'Can you rest there?' he asked. But without waiting for her
answer, he went slowly down the steps right into the middle of
the crowd. 'Now kill me, if it is your brutal will. There is no
woman to shield me here. You may beat me to death--you will never
move me from what I have determined upon--not you!' He stood
amongst them, with his arms folded, in precisely the same
attitude as he had been in on the steps.
But the retrograde movement towards the gate had begun--as
unreasoningly, perhaps as blindly, as the simultaneous anger. Or,
perhaps, the idea of the approach of the soldiers, and the sight
of that pale, upturned face, with closed eyes, still and sad as
marble, though the tears welled out of the long entanglement of
eyelashes and dropped down; and, heavier, slower plash than even
tears, came the drip of blood from her wound. Even the most
desperate--Boucher himself--drew back, faltered away, scowled,
and finally went off, muttering curses on the master, who stood
in his unchanging attitude, looking after their retreat with
defiant eyes. The moment that retreat had changed into a flight
(as it was sure from its very character to do), he darted up the
steps to Margaret. She tried to rise without his help.

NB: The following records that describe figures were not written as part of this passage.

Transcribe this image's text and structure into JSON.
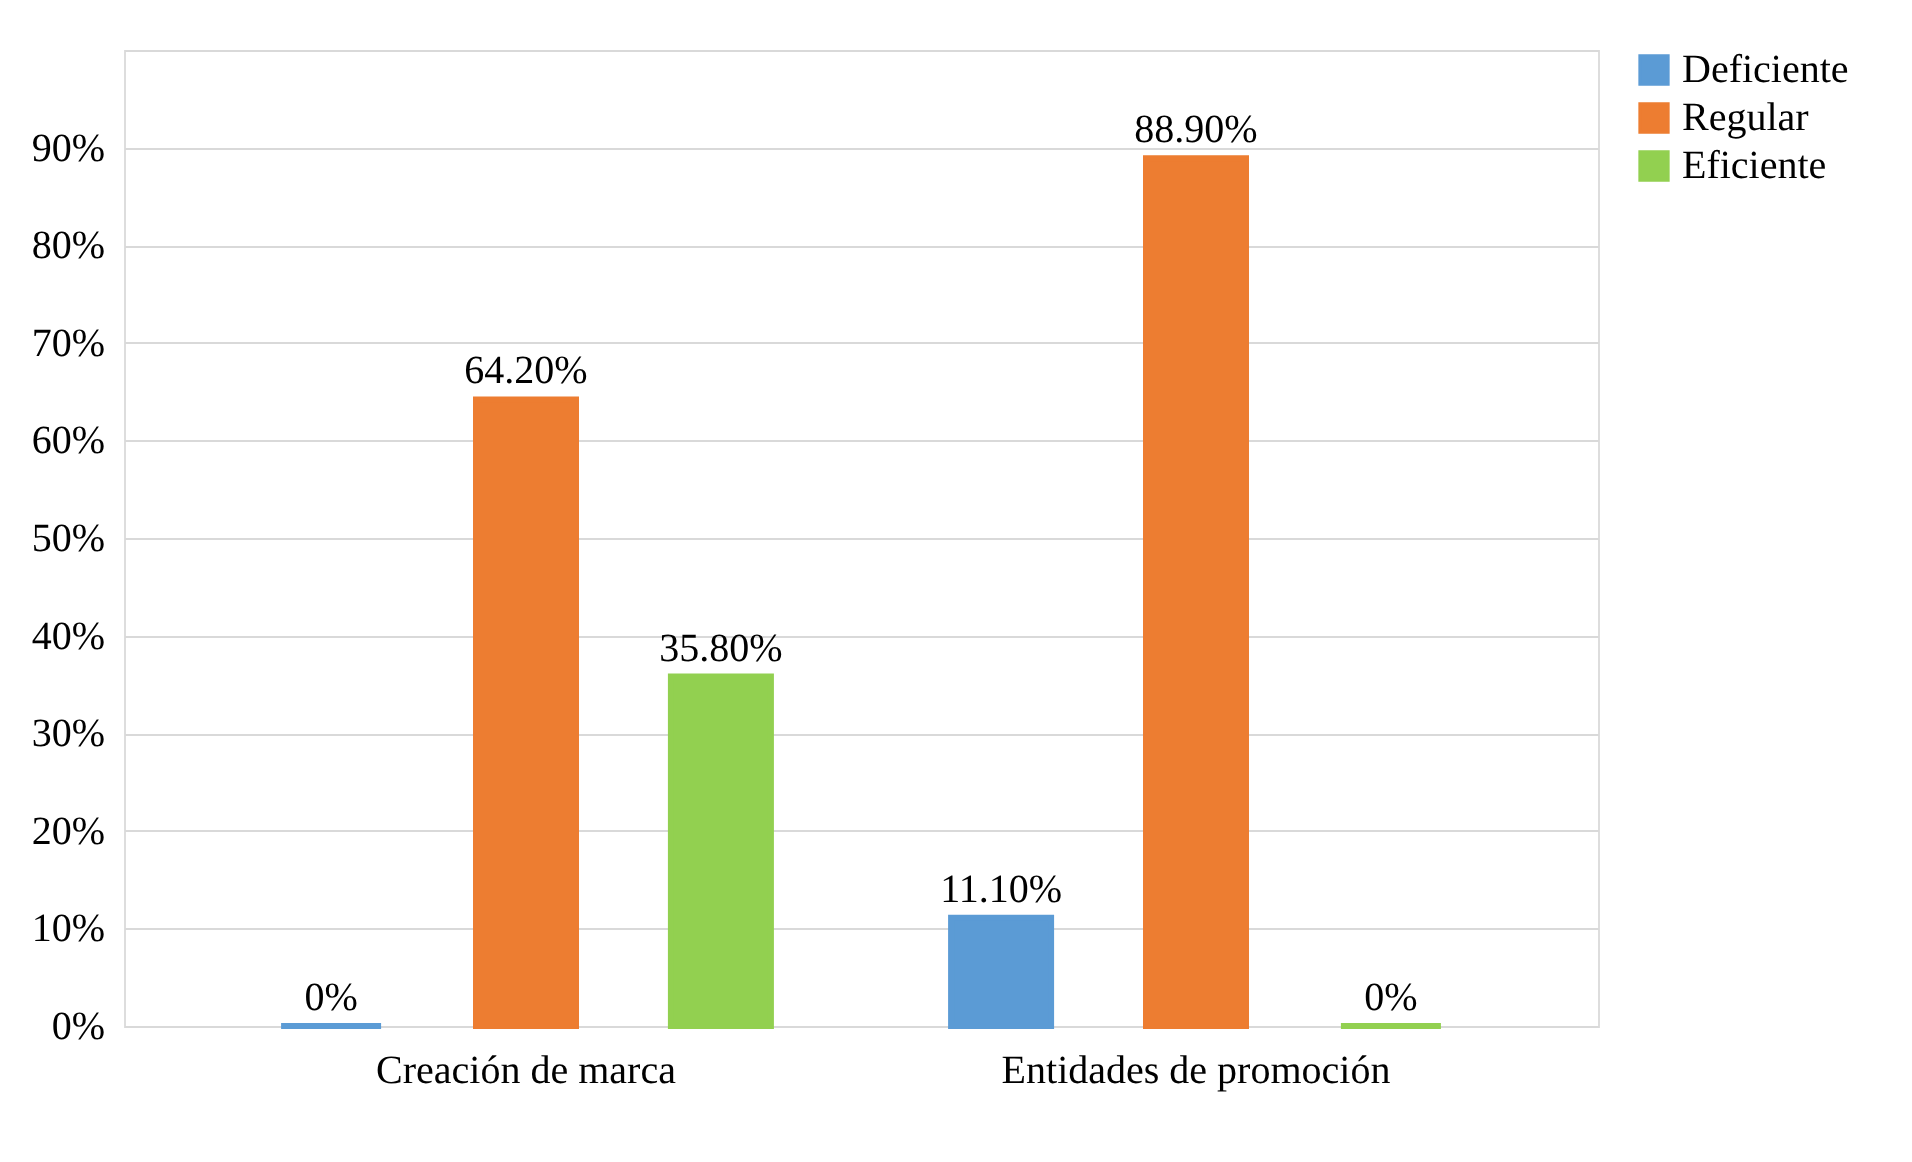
{
  "chart_data": {
    "type": "bar",
    "categories": [
      "Creación de marca",
      "Entidades de promoción"
    ],
    "series": [
      {
        "name": "Deficiente",
        "color": "#5b9bd5",
        "values": [
          0,
          11.1
        ],
        "value_labels": [
          "0%",
          "11.10%"
        ]
      },
      {
        "name": "Regular",
        "color": "#ed7d31",
        "values": [
          64.2,
          88.9
        ],
        "value_labels": [
          "64.20%",
          "88.90%"
        ]
      },
      {
        "name": "Eficiente",
        "color": "#92d050",
        "values": [
          35.8,
          0
        ],
        "value_labels": [
          "35.80%",
          "0%"
        ]
      }
    ],
    "ylim": [
      0,
      100
    ],
    "yticks": [
      {
        "value": 0,
        "label": "0%"
      },
      {
        "value": 10,
        "label": "10%"
      },
      {
        "value": 20,
        "label": "20%"
      },
      {
        "value": 30,
        "label": "30%"
      },
      {
        "value": 40,
        "label": "40%"
      },
      {
        "value": 50,
        "label": "50%"
      },
      {
        "value": 60,
        "label": "60%"
      },
      {
        "value": 70,
        "label": "70%"
      },
      {
        "value": 80,
        "label": "80%"
      },
      {
        "value": 90,
        "label": "90%"
      },
      {
        "value": 100,
        "label": null
      }
    ],
    "grid": "y",
    "legend": "right"
  }
}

'It is nothing,' she said, with a sickly smile. 'The skin is
grazed, and I was stunned at the moment. Oh, I am so thankful
they are gone!' And she cried without restraint.
He could not sympathise with her. His anger had not abated; it
was rather rising the more as his sense of immediate danger was
passing away. The distant clank of the soldiers was heard just
five minutes too late to make this vanished mob feel the power of
authority and order. He hoped they would see the troops, and be
quelled by the thought of their narrow escape. While these
thoughts crossed his mind, Margaret clung to the doorpost to
steady herself: but a film came over her eyes--he was only just
in time to catch her. 'Mother--mother!' cried he; 'Come
down--they are gone, and Miss Hale is hurt!' He bore her into the
dining-room, and laid her on the sofa there; laid her down
softly, and looking on her pure white face, the sense of what she
was to him came upon him so keenly that he spoke it out in his
pain: 'Oh, my Margaret--my Margaret! no one can tell what you are to
me! Dead--cold as you lie there, you are the only woman I ever
loved! Oh, Margaret--Margaret!' Inarticulately as he spoke,
kneeling by her, and rather moaning than saying the words, he
started up, ashamed of himself, as his mother came in. She saw
nothing, but her son a little paler, a little sterner than usual.